Filipski Alan, Tamura Koichiro, Billing-Ross Paul, Murillo Oscar, Kumar Sudhir
BMC Genomics. 2015;16 Suppl 1(Suppl 1):S13. doi: 10.1186/1471-2164-16-S1-S13. Epub 2015 Jan 15.
A central problem of computational metagenomics is determining the correct placement into an existing phylogenetic tree of individual reads (nucleotide sequences of varying lengths, ranging from hundreds to thousands of bases) obtained using next-generation sequencing of DNA samples from a mixture of known and unknown species. Correct placement allows us to easily identify or classify the sequences in the sample as to taxonomic position or function.
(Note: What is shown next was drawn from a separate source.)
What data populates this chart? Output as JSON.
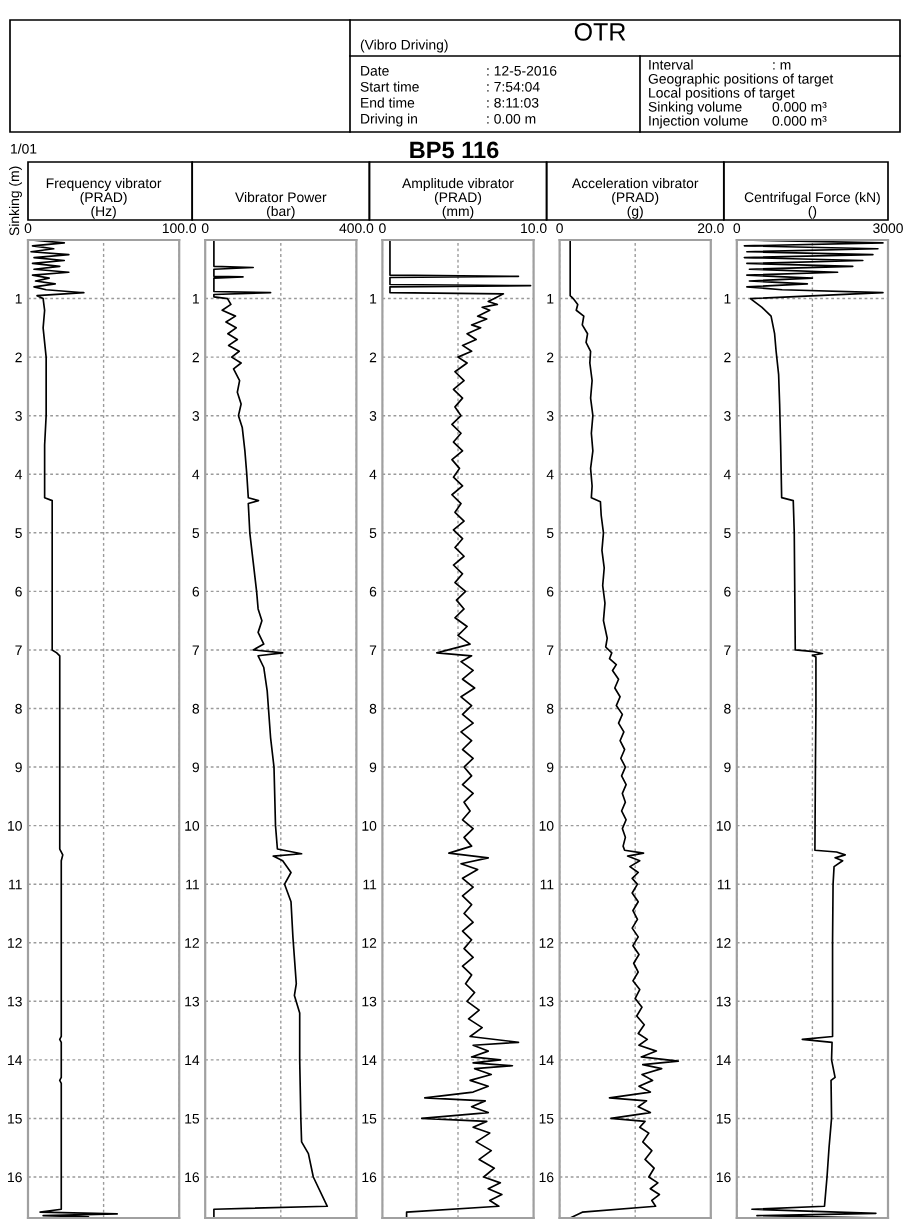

Here we propose a novel method (PhyClass), based on the Minimum Evolution (ME) phylogenetic inference criterion, for determining the appropriate phylogenetic position of each read. Without using heuristics, the new approach efficiently finds the optimal placement of the unknown read in a reference phylogenetic tree given a sequence alignment for the taxa in the tree. In short, the total resulting branch length for the tree is computed for every possible placement of the unknown read and the placement that gives the smallest value for this total is the best (optimal) choice. By taking advantage of computational efficiencies and mathematical formulations, we are able to find the true optimal ME placement for each read in the phylogenetic tree. Using computer simulations, we assessed the accuracy of the new approach for different read lengths over a variety of data sets and phylogenetic trees. We found the accuracy of the new method to be good and comparable to existing Maximum Likelihood (ML) approaches.
In particular, we found that the consensus assignments based on ME and ML approaches are more correct than either method individually. This is true even when the statistical support for read assignments was low, which is inevitable given that individual reads are often short and come from only one gene.
计算宏基因组学的一个核心问题是,对于通过对来自已知和未知物种混合物的DNA样本进行下一代测序获得的单个读段(长度从数百到数千个碱基不等的核苷酸序列),确定其在现有系统发育树中的正确位置。正确的位置确定使我们能够轻松地根据分类位置或功能对样本中的序列进行识别或分类。
在此,我们提出了一种基于最小进化(ME)系统发育推断标准的新方法(PhyClass),用于确定每个读段的合适系统发育位置。在不使用启发式方法的情况下,给定树中分类群的序列比对,新方法能有效地在参考系统发育树中找到未知读段的最佳位置。简而言之,对于未知读段的每一种可能位置,计算树的总分支长度,使该总和值最小的位置就是最佳(最优)选择。通过利用计算效率和数学公式,我们能够在系统发育树中找到每个读段的真正最优ME位置。使用计算机模拟,我们在各种数据集和系统发育树上评估了新方法对于不同读段长度的准确性。我们发现新方法具有良好的准确性,与现有的最大似然(ML)方法相当。
特别是,我们发现基于ME和ML方法的一致性分配比单独使用任何一种方法都更准确。即使在读段分配的统计支持较低时也是如此,鉴于单个读段通常较短且仅来自一个基因,这种情况是不可避免的。